A vitória do “Não” no referendo realizado na Grécia, neste domingo (5/7), sobre as condições impostas pelos credores ao país em troca de ajuda financeira, é vista com otimismo por Maria Lucia Fattorelli, auditora aposentada da Receita Federal e fundadora do movimento Auditoria Cidadã da Dívida. A União Europeia acena com a retomada das negociações.
Segundo ela, o apoio, com 61,31% dos votos, à posição defendida pelo governo esquerdista grego, abre espaço para estancar o esquema utilizado atualmente na maioria dos países com relação à dívida pública. E o Brasil segue sistema semelhante, com a subtração de recursos públicos para favorecer o setor privado. Maria Lucia conversou com a imprensa nesta segunda-feira (6/7), na Casa dos Jornalistas.
“Esse modelo, que chamamos de sistema da dívida, tem que ser estancado. É um megaesquema de corrupção institucionalizado. O objetivo é salvar o setor financeiro. A Grécia está sendo usada para encobrir o socorro dos países aos bancos europeus, após a crise de 2008. É preciso que haja uma nova direção da economia, voltada para políticas sociais. E o que vem acontecendo na Grécia pode ajudar nesse sentido. O sistema financeiro é muito concentrado, mas a força da sociedade é muito maior.”

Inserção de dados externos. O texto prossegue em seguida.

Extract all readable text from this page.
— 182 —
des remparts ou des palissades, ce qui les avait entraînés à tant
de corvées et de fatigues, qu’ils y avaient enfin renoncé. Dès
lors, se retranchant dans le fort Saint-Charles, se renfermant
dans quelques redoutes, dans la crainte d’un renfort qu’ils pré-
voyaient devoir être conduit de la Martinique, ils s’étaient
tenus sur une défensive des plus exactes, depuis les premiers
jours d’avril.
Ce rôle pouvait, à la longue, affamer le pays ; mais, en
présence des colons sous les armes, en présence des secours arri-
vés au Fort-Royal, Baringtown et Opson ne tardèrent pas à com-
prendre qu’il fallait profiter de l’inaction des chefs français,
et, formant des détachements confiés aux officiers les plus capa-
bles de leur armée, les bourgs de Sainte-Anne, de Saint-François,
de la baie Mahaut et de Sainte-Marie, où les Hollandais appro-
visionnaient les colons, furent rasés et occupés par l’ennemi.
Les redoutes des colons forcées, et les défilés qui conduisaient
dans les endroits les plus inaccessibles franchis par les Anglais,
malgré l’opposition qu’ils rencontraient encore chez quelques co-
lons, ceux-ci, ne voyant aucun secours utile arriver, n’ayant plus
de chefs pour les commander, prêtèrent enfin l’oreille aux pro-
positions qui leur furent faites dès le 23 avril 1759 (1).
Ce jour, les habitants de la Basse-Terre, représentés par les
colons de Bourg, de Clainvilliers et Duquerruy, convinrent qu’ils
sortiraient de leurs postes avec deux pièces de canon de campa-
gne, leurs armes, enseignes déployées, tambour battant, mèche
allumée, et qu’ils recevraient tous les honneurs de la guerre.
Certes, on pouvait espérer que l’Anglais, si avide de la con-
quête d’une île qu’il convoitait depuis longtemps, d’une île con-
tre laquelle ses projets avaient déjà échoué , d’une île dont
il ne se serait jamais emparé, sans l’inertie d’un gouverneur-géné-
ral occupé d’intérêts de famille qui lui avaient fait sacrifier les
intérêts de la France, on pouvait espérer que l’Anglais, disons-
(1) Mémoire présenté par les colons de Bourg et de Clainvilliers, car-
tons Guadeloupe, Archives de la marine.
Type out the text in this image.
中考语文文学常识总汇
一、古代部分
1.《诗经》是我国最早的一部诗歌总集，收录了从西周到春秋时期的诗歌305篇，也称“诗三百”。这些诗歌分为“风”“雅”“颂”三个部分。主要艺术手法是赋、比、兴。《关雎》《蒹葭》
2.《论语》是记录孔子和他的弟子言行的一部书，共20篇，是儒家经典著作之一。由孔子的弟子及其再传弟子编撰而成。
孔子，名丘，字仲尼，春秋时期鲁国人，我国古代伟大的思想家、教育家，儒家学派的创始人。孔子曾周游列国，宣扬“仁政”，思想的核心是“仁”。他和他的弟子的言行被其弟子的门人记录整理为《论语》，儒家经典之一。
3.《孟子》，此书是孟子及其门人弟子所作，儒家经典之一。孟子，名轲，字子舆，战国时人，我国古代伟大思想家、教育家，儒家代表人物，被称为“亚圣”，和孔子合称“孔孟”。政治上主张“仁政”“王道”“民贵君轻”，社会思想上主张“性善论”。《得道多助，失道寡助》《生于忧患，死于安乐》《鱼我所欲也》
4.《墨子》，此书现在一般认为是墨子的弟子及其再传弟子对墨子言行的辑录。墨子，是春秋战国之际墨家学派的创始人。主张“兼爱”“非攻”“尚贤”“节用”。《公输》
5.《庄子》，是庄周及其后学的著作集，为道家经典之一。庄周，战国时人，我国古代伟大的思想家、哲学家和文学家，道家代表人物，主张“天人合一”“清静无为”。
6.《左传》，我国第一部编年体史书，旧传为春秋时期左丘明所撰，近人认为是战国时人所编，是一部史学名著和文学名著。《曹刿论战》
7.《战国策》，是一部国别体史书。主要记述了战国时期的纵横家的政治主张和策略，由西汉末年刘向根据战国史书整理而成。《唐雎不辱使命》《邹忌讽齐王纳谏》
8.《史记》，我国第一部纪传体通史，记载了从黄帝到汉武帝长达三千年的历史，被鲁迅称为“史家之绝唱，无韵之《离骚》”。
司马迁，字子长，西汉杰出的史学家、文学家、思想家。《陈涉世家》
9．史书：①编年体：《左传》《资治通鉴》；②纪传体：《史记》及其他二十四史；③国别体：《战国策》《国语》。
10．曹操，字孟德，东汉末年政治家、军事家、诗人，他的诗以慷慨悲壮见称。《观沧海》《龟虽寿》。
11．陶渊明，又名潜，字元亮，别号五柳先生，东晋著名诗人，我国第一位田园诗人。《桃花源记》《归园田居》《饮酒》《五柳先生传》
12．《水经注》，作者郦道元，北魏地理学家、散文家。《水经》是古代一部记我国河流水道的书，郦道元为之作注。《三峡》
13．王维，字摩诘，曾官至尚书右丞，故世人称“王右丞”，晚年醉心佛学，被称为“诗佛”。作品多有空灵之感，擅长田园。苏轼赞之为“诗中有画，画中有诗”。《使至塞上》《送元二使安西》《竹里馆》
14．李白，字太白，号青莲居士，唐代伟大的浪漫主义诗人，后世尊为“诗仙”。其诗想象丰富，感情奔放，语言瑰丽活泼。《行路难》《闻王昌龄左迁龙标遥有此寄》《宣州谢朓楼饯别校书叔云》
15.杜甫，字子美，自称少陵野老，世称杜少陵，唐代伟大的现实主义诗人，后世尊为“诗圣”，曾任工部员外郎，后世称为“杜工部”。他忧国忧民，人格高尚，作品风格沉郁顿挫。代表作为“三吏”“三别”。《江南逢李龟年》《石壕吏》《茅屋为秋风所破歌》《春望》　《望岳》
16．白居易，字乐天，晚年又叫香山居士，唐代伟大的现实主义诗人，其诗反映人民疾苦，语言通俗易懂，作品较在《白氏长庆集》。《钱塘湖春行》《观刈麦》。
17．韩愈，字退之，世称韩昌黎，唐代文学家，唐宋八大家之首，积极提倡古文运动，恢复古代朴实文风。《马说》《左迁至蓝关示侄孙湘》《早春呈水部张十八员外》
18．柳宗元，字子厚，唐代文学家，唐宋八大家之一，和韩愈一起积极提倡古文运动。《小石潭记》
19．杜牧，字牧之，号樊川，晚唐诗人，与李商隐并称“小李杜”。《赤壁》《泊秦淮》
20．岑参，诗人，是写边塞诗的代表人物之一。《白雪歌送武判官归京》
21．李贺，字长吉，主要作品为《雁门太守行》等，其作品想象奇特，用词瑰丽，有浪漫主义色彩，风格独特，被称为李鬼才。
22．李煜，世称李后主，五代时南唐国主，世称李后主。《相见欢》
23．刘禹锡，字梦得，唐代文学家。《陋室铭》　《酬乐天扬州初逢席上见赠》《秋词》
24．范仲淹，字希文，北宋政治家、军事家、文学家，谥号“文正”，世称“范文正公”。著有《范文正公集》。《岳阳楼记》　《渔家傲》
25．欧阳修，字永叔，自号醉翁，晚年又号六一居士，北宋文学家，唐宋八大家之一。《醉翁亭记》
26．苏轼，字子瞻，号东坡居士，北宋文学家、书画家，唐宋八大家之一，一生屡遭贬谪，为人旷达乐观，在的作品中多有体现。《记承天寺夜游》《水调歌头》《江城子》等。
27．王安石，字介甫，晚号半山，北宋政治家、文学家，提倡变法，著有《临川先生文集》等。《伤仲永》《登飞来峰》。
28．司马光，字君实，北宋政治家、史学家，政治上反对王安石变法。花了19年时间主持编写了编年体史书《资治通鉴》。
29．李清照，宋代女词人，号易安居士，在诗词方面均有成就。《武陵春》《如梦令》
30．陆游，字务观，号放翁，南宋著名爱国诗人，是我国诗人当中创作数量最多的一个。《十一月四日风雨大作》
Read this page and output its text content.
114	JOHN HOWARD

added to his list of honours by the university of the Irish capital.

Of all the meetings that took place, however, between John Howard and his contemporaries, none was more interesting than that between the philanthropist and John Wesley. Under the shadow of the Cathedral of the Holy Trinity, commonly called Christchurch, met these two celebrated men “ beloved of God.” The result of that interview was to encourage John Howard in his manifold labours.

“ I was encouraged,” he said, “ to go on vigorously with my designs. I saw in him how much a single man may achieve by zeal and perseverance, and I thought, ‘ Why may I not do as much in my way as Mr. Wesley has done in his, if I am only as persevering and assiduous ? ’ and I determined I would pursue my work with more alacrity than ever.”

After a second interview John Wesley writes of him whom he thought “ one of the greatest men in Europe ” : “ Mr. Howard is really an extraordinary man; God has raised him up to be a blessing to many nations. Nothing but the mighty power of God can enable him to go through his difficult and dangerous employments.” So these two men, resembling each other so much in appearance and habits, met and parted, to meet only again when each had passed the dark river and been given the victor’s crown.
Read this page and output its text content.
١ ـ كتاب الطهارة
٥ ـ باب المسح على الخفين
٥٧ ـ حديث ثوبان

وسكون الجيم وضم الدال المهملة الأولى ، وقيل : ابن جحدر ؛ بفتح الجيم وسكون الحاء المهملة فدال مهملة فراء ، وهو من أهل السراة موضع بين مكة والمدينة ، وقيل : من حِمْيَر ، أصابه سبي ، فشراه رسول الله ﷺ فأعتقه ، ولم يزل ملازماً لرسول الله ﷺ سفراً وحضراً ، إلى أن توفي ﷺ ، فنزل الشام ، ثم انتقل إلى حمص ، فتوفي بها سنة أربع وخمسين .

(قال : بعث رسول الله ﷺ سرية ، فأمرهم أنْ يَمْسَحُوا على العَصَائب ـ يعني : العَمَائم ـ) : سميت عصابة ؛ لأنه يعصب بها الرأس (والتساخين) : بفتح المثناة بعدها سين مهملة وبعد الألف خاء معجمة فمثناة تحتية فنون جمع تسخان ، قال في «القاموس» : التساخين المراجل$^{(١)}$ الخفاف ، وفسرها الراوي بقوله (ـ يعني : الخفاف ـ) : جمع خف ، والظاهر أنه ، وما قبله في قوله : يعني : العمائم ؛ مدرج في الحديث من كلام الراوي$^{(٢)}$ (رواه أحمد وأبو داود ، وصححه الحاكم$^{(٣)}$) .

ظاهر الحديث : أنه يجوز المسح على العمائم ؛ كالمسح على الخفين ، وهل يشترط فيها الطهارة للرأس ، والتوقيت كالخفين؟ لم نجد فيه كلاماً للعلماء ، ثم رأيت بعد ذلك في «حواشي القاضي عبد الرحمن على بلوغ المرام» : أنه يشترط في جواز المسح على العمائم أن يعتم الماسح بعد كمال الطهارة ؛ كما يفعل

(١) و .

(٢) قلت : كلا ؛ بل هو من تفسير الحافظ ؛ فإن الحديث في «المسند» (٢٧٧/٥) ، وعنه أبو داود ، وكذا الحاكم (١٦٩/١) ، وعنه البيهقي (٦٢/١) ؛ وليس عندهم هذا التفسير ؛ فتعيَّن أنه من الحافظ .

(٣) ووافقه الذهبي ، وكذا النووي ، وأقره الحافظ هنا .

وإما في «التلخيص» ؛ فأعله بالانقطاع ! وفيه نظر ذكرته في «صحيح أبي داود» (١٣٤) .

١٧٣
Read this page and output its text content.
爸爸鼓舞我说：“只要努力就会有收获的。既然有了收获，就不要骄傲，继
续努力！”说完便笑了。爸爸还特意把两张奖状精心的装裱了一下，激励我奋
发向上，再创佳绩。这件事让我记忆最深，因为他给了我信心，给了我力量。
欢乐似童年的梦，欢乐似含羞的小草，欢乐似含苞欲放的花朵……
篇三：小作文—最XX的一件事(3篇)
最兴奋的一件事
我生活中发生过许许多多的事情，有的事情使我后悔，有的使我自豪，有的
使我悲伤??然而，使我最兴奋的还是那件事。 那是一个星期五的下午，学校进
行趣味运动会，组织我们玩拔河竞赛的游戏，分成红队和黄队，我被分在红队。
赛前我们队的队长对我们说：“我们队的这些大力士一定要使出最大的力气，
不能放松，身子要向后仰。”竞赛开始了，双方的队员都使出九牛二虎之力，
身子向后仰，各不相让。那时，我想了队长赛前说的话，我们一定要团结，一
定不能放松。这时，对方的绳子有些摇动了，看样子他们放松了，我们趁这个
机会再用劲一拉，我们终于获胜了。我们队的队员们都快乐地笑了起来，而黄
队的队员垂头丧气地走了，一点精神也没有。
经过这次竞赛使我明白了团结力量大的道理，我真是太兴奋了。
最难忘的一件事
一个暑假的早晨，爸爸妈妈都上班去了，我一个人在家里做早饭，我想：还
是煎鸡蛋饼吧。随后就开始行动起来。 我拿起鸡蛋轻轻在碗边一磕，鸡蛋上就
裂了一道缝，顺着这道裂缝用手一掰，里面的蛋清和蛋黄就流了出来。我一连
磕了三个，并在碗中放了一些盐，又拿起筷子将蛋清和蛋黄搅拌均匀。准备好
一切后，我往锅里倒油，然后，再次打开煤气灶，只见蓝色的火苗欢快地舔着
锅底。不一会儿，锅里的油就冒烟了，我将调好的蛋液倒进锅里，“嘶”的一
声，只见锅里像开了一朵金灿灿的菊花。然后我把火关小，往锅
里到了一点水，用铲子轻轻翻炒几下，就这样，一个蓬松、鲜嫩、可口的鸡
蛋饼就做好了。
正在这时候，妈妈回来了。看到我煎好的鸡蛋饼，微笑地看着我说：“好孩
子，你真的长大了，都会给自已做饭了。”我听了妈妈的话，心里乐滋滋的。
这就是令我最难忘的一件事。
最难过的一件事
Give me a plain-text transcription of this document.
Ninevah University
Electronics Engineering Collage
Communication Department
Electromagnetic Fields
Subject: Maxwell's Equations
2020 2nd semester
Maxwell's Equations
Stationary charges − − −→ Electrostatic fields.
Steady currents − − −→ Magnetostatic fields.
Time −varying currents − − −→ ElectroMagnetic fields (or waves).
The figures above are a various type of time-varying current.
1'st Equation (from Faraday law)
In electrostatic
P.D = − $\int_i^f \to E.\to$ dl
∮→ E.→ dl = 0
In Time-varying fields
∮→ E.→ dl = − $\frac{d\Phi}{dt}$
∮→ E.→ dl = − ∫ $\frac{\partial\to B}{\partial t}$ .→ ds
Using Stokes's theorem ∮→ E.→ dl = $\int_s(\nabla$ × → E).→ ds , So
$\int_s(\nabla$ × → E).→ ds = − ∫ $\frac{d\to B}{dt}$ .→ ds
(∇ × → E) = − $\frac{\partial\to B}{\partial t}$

Maria Lucia, convidada pelo Syriza, partido de esquerda que venceu as últimas eleições governamentais na Grécia, para compor o Comitê pela Auditoria da Dívida Grega com outros 30 especialistas internacionais, acredita que esse movimento vai ganhar força também no Brasil. “Vamos conseguir realizar auditorias na Grécia e em outros países, como Espanha, Portugal, Itália e Irlanda, e vamos chegar aqui. O sistema da dívida é a usurpação do instrumento da dívida pública, que vai para o ralo. Esse esquema explica as privatizações, as concessões. É a mesma pilhagem que piratas e colonizadores faziam antigamente.”
No caso da Grécia, a especialista diz que, na fase inicial da auditoria, foram analisados minuciosamente dados e documentos do período, a partir de 2010, quando a Troica – Comissão Europeia, Banco Central Europeu (BCE), e Fundo Monetário Internacional (FMI) -, passou a interferir no país, com o contrato bilateral, apresentado como ajuda à Grécia.
“Na verdade, é um contrato vago, sui generis: não diz qual o valor do empréstimo e a data de pagamento do reembolso. Diz que será feito um aporte de até 80 milhões de euros, em data que a Comissão Europeia determinar. Os empréstimos coincidiam com o vencimento de um volume de títulos. Os países desembolsavam o dinheiro e ele não ia para a Grécia, mas para uma conta no Banco Central Europeu, destinado a pagar títulos anteriores. Títulos que vinham sendo negociados a 16% de face, e o contrato garantiu que os bancos recebessem 100% do valor dos títulos. E eles já tinham ganho muito dinheiro em cima destes títulos desvalorizados. O contrato bilateral serviu para reciclar essas dívidas anteriores.”
De acordo com Maria Lucia, a Grécia não recebeu o aporte e está sendo obrigada a pagar juros e a reembolsar o dinheiro. “São dívidas do setor privado transformadas em dívidas públicas”, afirma a especialista. “É um déficit inflado por uma série de itens que não faziam parte da dívida grega, como déficits de setores privados.”
No Brasil, a situação também é complicada, de acordo com Maria Lucia. “A dívida de hoje explodiu a partir de 1970, com dívida para pagar dívida, e estourou em 1980. O milagre econômico não foi milagre. Em 1983, entra o FMI, que está aqui até hoje. Nossa economia é dirigida para o setor financeiro internacional, e não para o Brasil.”
Fattorelli já participou de auditoria no Equador. Em 2007, foi convidada pelo presidente Rafael Correa, para ajudar na identificação e comprovação de diversas ilegalidades na dívida do país. O trabalho reduziu em 70% o estoque da dívida pública equatoriana.